The Justice Department did not name the home health agencies where the fraud took place.

Three others were charged in the case as well. While two of the individuals are awaiting further sentencing, one remains “a fugitive,” according to the Justice Department.

The FBI and U.S. Health and Human Services (HHS) Office of Inspector General (OIG) investigated the case. The financial investigation was conducted in coordination with the Forfeiture and Financial Litigation Unit of the U.S. Attorney’s Office for the Eastern District of Michigan.
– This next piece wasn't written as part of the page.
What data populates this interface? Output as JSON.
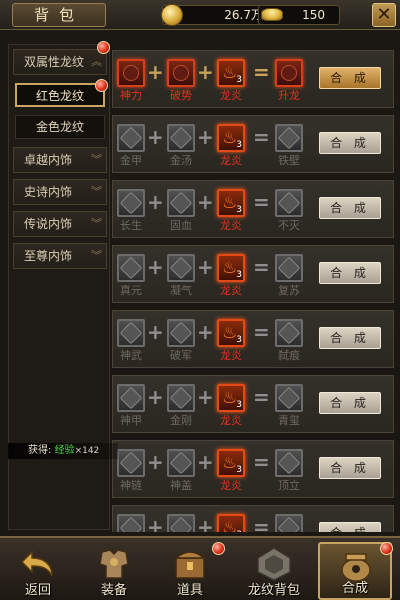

Since its inception in March 2007, the government’s Medicare Fraud Strike Force, now operating in 12 cities across the country, has charged nearly 4,000 defendants who have collectively billed the Medicare program for more than $14 billion.

The home health care case comes just a few weeks after a former hospice owner pleaded guilty to one count of conspiracy to commit health care fraud in a Greenville, Mississippi court.

The hospice owner submitted nearly $11 million in fraudulent claims to Medicare and more than $2 million to Medicaid while running Cleveland, Mississippi-based Haven Hospice, North Haven Hospice, Lion Hospice and North Lion Hospice.

An OIG special agent in charge described the hospice fraud case “as one of the largest and most egregious hospice schemes” he had ever seen in Mississippi.